On Windows, ~/.asobi/credentials.json (access token, refresh token, device secret) is stored as plaintext JSON. The 0o600/0o700 modes we pass to os.WriteFile/os.MkdirAll only set the read-only attribute on Windows -- they do not create an ACL. The file is protected only by the ACL it inherits from the user profile (owner + SYSTEM + Administrators).

This is not an exploitable weakness on a default install: other unprivileged users cannot read another user's profile, which matches the Unix 0600 guarantee for that threat (there, root can read it too). It's a defense-in-depth gap -- on Unix the mode is an explicit per-file guarantee, while on Windows we rely on inherited directory ACLs and keep the tokens in the clear.

Proposed hardening

Encrypt the credential blob at rest on Windows with DPAPI (CryptProtectData / CryptUnprotectData, available via golang.org/x/sys/windows), scoped to the current user (CRYPTPROTECT_UI_FORBIDDEN).
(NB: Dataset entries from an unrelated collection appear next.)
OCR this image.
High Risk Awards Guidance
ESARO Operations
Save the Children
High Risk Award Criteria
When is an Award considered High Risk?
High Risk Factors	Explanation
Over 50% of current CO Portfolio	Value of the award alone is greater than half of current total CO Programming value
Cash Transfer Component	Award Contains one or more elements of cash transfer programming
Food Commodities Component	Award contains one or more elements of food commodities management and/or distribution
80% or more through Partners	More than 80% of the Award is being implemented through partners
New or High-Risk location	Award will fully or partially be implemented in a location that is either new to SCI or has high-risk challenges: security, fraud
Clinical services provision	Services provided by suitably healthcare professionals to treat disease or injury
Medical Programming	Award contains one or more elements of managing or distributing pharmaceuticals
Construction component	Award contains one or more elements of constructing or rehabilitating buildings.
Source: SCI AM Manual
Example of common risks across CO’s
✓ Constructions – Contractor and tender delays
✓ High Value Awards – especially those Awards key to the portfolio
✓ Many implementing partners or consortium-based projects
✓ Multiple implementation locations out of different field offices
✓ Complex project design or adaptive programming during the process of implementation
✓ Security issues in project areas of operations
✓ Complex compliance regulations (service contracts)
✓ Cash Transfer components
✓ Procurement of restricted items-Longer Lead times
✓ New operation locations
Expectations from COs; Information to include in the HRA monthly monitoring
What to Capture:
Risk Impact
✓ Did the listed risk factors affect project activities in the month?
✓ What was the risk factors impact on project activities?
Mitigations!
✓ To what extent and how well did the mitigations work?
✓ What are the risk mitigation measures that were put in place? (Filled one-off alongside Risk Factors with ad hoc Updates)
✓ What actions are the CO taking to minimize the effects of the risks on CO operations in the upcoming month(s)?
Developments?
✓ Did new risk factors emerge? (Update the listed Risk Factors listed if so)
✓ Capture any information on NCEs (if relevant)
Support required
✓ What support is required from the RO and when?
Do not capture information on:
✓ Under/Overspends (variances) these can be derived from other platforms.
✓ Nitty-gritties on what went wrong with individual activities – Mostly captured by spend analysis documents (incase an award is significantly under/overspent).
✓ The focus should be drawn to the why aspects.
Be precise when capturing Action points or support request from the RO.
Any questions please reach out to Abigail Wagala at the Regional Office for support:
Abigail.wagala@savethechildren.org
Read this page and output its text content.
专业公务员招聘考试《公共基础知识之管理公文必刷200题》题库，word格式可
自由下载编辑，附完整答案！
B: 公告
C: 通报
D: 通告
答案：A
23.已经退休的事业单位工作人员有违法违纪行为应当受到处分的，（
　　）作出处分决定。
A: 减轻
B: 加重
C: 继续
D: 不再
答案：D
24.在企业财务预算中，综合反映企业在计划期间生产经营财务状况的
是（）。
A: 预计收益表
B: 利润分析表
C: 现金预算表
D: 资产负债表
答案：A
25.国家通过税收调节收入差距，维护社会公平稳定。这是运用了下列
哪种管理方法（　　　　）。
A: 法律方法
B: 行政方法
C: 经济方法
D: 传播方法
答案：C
This ties the ciphertext to the logged-in user account, so an Administrator or SYSTEM read of the raw file yields ciphertext, not tokens.

Notes

  • Leave the Unix path unchanged -- 0600/0700 is the idiomatic guarantee there.
  • Gate the DPAPI code behind //go:build windows so the dependency and syscalls don't touch other platforms.
  • Optional follow-up for parity: macOS Keychain / libsecret on Linux. DPAPI is the highest-value first step since it needs no external daemon or keyring.
  • Prior art: gh, aws, and gcloud all encrypt or OS-keyring their stored credentials.

Follow-up to the per-platform wording fix in SECURITY.md.